The Chapter 11 protection was filed in an effort to "restructure its burdensome debt obligations and intensify its focus on market segments with greater profit potential." The burdensome debt they are referring to totals $625 million.
Not all is grim for the company however. Ex-CEO Bertrand Cambou was replaced in early February and wias given a $751,000 severance package. After being "literally in tears," he has stated he will return the money to Spansion, minus the taxes taken. Cambou hopes that Spansion will take some of the $403,000 will return and give it to those that the company laid off.

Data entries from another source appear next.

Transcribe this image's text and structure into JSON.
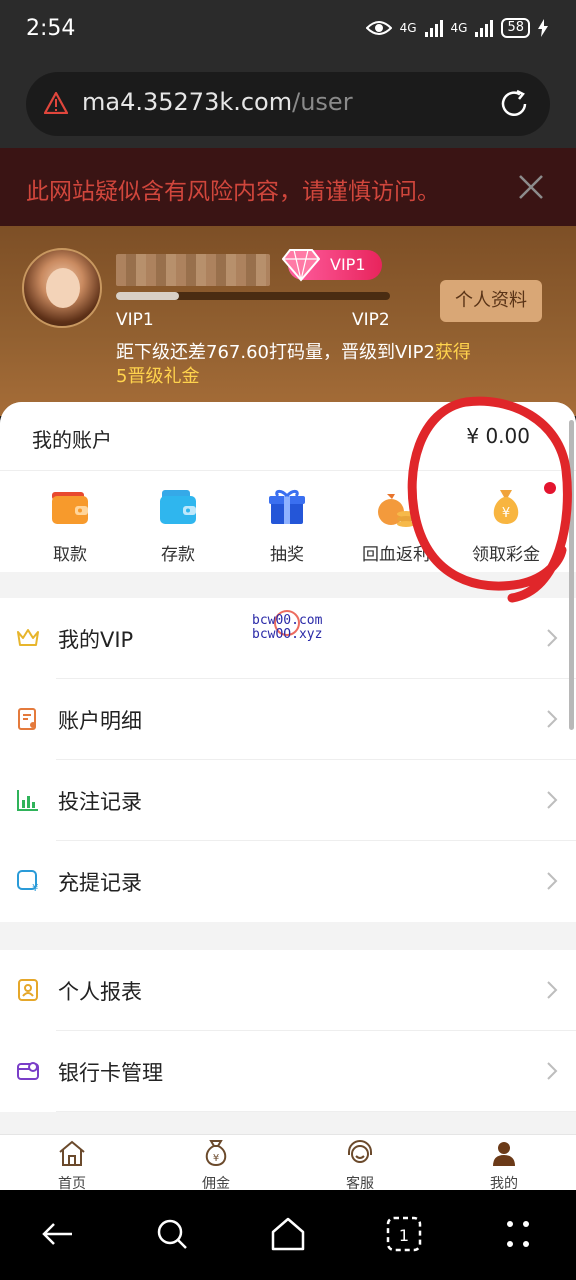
{
  "status_bar": {
    "time": "2:54",
    "network_1": "4G",
    "network_2": "4G",
    "battery": "58"
  },
  "browser": {
    "url_host": "ma4.35273k.com",
    "url_path": "/user"
  },
  "risk_warning": {
    "text": "此网站疑似含有风险内容，请谨慎访问。"
  },
  "profile": {
    "vip_badge": "VIP1",
    "current_level": "VIP1",
    "next_level": "VIP2",
    "progress": 0.23,
    "profile_button": "个人资料",
    "upgrade_text": "距下级还差767.60打码量，晋级到VIP2",
    "upgrade_reward_part1": "获得",
    "upgrade_reward_part2": "5晋级礼金"
  },
  "account": {
    "title": "我的账户",
    "balance": "¥ 0.00",
    "actions": [
      {
        "label": "取款",
        "icon": "wallet-withdraw-icon"
      },
      {
        "label": "存款",
        "icon": "wallet-deposit-icon"
      },
      {
        "label": "抽奖",
        "icon": "gift-icon"
      },
      {
        "label": "回血返利",
        "icon": "rebate-bag-icon"
      },
      {
        "label": "领取彩金",
        "icon": "money-bag-icon"
      }
    ]
  },
  "menu_group_1": [
    {
      "label": "我的VIP",
      "icon": "crown-icon"
    },
    {
      "label": "账户明细",
      "icon": "account-detail-icon"
    },
    {
      "label": "投注记录",
      "icon": "bet-chart-icon"
    },
    {
      "label": "充提记录",
      "icon": "recharge-icon"
    }
  ],
  "menu_group_2": [
    {
      "label": "个人报表",
      "icon": "report-icon"
    },
    {
      "label": "银行卡管理",
      "icon": "bank-card-icon"
    }
  ],
  "watermark": {
    "line1": "bcw00.com",
    "line2": "bcwOO.xyz"
  },
  "tabbar": [
    {
      "label": "首页",
      "icon": "home-icon"
    },
    {
      "label": "佣金",
      "icon": "commission-bag-icon"
    },
    {
      "label": "客服",
      "icon": "support-headset-icon"
    },
    {
      "label": "我的",
      "icon": "profile-icon"
    }
  ],
  "colors": {
    "accent_gold": "#d9a776",
    "highlight_yellow": "#ffd34d",
    "warning_red": "#d0463c",
    "annotation_red": "#e0262a"
  }
}
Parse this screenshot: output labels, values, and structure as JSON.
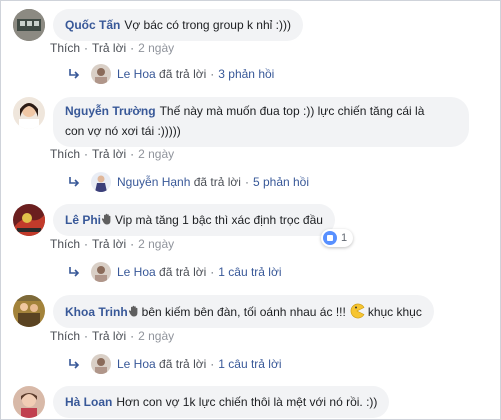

A Spansion spokesperson gave The Register the following statement: "We appreciate Dr. Cambou's symbolic gesture and his concern for the welfare of Spansion and its employees," and said that the company was duscussing the matter with Cambou.
A joint venture of AMD and Fujitsu, the Sunnyvale, California-based Spansion is the world's third-largest flash maker. But its so-called NOR flash chips - intended for manufactures of cell phones and cars - are significantly less popular than the NAND flash chips manufactured by Samsung and Toshiba.
In the fall, Spansion heavily slashed employee pay, and on January 15, the company announced it was working to restructure its balance sheet - and perhaps sell itself - against the backdrop of a sinking worldwide economy. Then its Japan unit filed for bankruptcy. And on February 23, the company suddenly laid off 3,000 workers in the US and abroad - 35 per cent of its staff.